I've never heard EA called a competant cross-platform developer, and I wouldn't say I know anything of theirs that really makes the most of PS2. Cross-party tends to be middle-ground regards pushing hardware. Platform exclusives tend to push hardware more.

Though as middleground goes, that might be a good average for system performance. Not being clever, not knowing the hardware inside out and using clever tricks, just using standard dev kit API's etc., which gives the most output? After all if you have to be a coding God to get 100% out of a system that only lets up 50% using the standard tools, it's probably not a well thought out system.
 
Shifty Geezer said:
shaderguy said:
We will have to wait until a large, competent cross-platform developer...I'm thinking...EA.
I've never heard EA called a competant cross-platform developer,

You may be letting your envy and/or dislike of EA's business practices and/or art direction blind you. EA owns Renderware, which is by far the most competent (and successful) cross-platform middleware.
 
That's a recent acquisition and doesn't define EA as a competant dev. Renderware might be good devs, but I don't know anything ground breaking from EA in house. And BTW I'm not anti-EA. I quite liked their LOTR action games and the latest incarnation of FIFA (but don't the PES fanatics know!). Just don't know anything from EA in house that's pushed any platform - it all seems very generic to me.
 
danteye said:
i'm sorry but i'm a noob in this :p
which one has multiple general purpose vector units and which has multi-core cpu's?? :p :p

No problem. ;)

The XboX360 has the multi-core CPU's, and the PS3 has the general purpose vector units. But the GPU of the XboX360 might have reasonably general vector units as well, and we don't know much about the PS3 GPU yet. So the picture might change.
 
DiGuru said:
danteye said:
i'm sorry but i'm a noob in this :p
which one has multiple general purpose vector units and which has multi-core cpu's?? :p :p

No problem. ;)

The XboX360 has the multi-core CPU's, and the PS3 has the general purpose vector units.
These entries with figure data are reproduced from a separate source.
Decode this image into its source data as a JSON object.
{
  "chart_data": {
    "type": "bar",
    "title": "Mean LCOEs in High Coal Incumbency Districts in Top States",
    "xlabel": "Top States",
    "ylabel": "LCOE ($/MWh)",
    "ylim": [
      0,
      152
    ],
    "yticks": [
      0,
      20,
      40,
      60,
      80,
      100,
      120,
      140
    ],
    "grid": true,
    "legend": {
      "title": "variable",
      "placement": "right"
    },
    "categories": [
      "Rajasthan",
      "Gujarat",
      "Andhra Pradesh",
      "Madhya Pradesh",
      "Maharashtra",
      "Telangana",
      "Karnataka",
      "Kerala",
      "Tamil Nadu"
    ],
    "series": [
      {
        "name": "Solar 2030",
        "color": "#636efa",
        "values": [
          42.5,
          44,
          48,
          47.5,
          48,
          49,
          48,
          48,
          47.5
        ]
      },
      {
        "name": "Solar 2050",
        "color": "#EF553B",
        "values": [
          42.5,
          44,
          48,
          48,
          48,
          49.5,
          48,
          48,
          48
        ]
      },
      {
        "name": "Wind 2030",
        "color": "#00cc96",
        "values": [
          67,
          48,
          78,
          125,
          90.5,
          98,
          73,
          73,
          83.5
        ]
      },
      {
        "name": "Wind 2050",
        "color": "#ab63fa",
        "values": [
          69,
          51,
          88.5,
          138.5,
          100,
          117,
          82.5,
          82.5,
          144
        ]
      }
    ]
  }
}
But the GPU of the XboX360 might have reasonably general vector units as well, and we don't know much about the PS3 GPU yet. So the picture might change.

I understand! but you are saying that xbox, which will be in our homes 6 months before then ps3, will be almost powerfull as ps3?
anyway....thanks a lot for your answer! :)
 
danteye said:
I understand! but you are saying that xbox, which will be in our homes 6 months before then ps3, will be almost powerfull as ps3?
anyway....thanks a lot for your answer! :)

Thanks as well! :D

But nobody around here knows at this time which one is going to be the best one. That's where all the threads are about: speculation.

The most important part isn't going to be the actual hardware either way, but it will be the people who make the games for them. If those developers do well and make great games, the console that runs them will be popular.